Secondary schools receive from primaries important pastoral information about new pupils, as well as teacher-assessed levels in the core subjects at Y6. However, the problem with the current national curriculum levels is that they are too broad, and can hide progress and mask deterioration.

It is difficult explaining to a parent that it is entirely normal for a child to still be on the same level, even after a year of inspirational teaching. For that reason, many secondary schools now use sub-levels - level 4c, 4b, 4a, and so on (with level 4 being the standard expected of 11-year-olds).

So secondary schools that use sub-levels need an accurate and robust end of key stage 2 sub-level in each of the core subjects to use as a baseline.

This would then be used to formulate end-of-year and end-of-KS3 targets for pupils. The present system and the Daugherty proposals will not provide such a baseline and, without it, setting pupil targets and tracking their progress becomes difficult.

Even at present, many pupils arrive at secondary school with no assessment information. I suspect it would be more effective if pupils sat computer-marked tests in the core subjects in the first few weeks of secondary schooling.

There are now a few schemes offering computer-marked “transitional tests”

to generate a baseline sub-level.

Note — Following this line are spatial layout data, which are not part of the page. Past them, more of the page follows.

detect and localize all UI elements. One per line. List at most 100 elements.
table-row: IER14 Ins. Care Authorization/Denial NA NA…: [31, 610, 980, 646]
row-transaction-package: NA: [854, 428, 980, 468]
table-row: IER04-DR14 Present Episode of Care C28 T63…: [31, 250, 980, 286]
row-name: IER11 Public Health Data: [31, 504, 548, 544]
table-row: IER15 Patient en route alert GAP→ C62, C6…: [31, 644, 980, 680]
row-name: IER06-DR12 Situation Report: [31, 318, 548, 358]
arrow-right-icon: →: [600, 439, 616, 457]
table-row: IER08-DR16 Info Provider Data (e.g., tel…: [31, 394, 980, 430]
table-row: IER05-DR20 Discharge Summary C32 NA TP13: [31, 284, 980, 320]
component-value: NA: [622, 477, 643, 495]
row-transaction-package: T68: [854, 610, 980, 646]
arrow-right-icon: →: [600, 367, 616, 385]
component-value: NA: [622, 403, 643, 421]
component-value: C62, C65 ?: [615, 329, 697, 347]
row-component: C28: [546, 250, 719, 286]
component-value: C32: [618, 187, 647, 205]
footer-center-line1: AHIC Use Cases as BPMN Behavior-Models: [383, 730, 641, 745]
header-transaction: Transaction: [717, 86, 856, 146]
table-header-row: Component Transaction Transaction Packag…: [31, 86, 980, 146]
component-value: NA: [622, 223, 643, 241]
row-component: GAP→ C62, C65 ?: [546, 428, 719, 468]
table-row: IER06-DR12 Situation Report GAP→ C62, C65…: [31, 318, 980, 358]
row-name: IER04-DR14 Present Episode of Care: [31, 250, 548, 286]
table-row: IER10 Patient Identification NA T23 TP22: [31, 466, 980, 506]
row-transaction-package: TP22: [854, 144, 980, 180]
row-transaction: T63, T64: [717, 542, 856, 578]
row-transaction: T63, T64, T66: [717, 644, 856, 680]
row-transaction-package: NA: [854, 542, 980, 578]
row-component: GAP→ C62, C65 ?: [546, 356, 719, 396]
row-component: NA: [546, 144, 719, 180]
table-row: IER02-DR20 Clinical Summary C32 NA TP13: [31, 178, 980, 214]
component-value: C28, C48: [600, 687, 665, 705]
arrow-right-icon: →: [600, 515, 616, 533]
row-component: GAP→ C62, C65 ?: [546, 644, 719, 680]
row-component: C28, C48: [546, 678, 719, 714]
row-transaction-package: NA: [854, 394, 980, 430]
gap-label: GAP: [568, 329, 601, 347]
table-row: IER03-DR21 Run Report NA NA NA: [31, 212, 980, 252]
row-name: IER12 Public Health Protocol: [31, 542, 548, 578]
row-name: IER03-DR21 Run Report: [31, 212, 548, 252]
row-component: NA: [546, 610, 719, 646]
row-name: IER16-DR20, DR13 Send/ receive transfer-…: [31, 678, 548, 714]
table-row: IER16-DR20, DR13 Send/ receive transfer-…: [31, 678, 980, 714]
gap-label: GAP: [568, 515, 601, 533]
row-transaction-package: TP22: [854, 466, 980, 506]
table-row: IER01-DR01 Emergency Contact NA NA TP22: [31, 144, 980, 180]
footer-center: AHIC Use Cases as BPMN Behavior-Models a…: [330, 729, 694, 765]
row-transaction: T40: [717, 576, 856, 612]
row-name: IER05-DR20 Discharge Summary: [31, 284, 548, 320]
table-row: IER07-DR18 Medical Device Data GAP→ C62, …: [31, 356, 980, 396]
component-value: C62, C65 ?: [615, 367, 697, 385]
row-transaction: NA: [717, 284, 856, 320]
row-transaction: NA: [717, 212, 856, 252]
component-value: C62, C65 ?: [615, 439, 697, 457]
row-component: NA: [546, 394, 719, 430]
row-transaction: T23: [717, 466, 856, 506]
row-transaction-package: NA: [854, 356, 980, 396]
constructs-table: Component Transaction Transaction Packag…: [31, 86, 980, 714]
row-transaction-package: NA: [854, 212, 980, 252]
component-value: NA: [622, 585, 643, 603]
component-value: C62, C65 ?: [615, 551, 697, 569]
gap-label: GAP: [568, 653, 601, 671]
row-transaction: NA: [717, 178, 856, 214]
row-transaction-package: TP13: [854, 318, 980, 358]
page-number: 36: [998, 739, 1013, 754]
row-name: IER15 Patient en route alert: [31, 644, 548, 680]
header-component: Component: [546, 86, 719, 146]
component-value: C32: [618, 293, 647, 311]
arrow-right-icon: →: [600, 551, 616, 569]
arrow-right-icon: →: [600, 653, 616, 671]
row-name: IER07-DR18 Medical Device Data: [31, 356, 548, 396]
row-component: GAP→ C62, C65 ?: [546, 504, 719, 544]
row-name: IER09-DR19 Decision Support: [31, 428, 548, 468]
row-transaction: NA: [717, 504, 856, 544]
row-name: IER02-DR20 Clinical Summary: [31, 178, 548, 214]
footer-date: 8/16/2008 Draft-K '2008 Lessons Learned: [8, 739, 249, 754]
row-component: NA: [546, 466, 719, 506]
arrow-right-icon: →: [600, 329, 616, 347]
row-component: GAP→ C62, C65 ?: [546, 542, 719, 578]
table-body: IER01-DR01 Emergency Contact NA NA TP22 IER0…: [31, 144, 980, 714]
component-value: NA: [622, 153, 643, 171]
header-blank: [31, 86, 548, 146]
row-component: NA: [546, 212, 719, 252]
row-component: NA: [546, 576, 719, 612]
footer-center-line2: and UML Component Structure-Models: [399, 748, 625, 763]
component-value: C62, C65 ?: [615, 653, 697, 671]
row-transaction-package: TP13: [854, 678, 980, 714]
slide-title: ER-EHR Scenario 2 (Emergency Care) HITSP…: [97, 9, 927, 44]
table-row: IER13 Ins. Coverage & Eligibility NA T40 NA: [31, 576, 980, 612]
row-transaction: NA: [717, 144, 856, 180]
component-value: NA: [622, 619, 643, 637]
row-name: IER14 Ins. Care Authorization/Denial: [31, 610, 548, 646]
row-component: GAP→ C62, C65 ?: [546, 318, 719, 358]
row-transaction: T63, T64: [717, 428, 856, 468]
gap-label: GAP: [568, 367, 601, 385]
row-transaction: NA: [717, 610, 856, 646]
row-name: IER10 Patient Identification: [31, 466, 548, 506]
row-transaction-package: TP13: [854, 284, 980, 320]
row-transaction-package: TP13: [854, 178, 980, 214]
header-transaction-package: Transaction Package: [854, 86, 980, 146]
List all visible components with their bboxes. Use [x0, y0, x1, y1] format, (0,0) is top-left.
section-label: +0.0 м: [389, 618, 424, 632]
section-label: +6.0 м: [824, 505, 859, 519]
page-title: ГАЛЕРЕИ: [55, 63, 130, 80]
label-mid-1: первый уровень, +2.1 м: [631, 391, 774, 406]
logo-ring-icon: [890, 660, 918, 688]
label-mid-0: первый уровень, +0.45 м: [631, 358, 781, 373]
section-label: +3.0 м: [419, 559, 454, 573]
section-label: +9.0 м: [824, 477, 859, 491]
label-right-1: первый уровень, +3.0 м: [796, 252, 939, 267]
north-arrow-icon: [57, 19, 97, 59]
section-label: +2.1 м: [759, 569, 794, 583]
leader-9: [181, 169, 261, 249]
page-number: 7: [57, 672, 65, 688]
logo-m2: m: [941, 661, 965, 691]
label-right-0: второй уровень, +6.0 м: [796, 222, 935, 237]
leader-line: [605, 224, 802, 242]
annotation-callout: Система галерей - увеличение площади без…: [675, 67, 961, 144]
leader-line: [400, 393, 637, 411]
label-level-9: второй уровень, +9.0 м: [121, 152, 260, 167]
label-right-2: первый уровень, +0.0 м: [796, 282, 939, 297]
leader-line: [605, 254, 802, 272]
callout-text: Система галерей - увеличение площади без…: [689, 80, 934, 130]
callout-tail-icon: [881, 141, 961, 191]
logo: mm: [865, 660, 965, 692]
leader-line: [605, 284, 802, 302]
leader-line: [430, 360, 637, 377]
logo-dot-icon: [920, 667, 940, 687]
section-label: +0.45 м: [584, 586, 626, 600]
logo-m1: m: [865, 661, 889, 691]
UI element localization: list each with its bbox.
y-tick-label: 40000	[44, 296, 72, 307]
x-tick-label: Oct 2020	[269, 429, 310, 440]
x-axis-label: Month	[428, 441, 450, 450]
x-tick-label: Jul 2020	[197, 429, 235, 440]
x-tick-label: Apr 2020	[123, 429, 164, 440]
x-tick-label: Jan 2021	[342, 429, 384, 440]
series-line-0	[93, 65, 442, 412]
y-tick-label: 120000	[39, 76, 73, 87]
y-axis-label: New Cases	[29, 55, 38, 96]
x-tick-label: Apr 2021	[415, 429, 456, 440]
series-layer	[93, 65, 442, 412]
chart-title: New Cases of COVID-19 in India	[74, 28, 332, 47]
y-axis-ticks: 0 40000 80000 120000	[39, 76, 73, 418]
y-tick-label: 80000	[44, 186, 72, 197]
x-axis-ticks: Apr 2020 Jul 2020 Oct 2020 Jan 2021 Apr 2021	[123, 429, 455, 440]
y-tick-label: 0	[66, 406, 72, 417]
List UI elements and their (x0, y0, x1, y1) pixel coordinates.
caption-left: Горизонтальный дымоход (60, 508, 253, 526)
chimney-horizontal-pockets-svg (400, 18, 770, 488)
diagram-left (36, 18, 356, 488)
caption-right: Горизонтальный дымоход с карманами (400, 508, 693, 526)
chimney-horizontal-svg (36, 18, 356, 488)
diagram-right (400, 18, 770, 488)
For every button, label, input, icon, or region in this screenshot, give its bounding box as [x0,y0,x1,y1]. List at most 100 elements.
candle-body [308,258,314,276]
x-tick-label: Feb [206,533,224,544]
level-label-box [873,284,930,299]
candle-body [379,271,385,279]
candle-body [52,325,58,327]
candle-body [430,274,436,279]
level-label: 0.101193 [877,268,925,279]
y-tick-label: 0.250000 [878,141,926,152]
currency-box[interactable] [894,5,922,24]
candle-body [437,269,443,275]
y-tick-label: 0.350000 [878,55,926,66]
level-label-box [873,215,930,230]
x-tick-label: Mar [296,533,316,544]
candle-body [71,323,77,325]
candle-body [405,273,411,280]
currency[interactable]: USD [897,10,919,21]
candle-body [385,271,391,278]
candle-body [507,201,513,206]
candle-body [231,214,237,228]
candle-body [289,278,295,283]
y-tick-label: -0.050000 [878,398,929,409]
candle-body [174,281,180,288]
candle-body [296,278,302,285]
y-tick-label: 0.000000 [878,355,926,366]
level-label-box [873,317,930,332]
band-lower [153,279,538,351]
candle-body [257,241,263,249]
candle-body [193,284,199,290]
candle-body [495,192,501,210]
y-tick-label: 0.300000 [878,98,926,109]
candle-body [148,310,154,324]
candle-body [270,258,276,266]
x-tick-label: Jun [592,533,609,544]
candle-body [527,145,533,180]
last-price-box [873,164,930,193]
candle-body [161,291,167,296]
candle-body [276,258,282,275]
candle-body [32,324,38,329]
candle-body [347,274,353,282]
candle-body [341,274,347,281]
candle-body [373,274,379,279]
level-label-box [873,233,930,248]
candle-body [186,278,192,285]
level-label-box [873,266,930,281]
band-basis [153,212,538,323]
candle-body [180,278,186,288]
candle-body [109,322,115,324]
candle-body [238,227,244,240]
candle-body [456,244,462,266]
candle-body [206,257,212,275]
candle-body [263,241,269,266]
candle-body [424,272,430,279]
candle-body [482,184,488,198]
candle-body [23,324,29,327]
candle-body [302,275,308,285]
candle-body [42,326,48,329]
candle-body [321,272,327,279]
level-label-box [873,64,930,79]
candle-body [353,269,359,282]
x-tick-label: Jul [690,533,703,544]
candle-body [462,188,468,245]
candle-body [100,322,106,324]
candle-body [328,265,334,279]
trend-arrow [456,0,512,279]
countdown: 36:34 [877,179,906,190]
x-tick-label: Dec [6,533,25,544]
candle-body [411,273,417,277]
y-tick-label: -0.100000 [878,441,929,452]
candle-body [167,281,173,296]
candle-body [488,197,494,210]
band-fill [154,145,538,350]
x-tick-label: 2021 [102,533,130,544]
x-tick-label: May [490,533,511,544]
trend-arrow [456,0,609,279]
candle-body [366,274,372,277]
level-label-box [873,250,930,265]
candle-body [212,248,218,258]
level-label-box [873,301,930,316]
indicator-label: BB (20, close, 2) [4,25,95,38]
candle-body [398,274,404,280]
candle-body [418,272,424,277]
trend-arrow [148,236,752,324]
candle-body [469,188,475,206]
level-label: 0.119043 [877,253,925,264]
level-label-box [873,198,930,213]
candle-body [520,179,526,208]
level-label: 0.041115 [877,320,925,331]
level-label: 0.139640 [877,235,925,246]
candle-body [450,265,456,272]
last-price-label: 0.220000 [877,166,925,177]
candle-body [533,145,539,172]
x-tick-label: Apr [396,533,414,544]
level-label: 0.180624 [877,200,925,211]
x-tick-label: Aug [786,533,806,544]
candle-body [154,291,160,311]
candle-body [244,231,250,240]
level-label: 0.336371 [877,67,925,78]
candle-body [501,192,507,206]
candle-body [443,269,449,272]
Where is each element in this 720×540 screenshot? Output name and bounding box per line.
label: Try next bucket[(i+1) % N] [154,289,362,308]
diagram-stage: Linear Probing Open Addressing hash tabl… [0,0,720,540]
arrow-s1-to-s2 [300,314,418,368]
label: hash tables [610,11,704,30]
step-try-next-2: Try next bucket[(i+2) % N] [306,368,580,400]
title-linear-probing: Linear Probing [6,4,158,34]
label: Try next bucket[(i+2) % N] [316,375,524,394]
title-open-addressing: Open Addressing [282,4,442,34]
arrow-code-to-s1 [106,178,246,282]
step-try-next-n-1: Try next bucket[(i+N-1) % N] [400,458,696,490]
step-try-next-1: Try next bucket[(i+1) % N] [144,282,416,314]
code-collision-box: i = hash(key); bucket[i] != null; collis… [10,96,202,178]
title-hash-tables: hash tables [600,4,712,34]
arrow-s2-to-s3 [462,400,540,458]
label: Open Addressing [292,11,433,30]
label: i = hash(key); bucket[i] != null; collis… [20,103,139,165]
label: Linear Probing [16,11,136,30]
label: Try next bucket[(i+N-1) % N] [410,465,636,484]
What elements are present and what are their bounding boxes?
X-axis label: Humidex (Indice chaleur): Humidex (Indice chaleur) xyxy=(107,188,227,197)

For the core subjects, they also offer end-of-unit tests or tasks which are designed to be sub-levelled and are additive. So tracking, recording and reporting pupil progress is automatic.

As these schemes are online and web-based, they require computer access for pupils at some times - surely not an insurmountable hurdle. They also tick many of the “assessment for learning” boxes, with instant feedback and correction, advice on how to improve, and important information for teachers on, for example, the percentage of pupils who could not answer the question on gravity.

We do not yet know how any of this will be affected by the national, externally-marked Y5 key skills tests. But are we about to expend a great deal of time and effort on a system which will not deliver what schools need?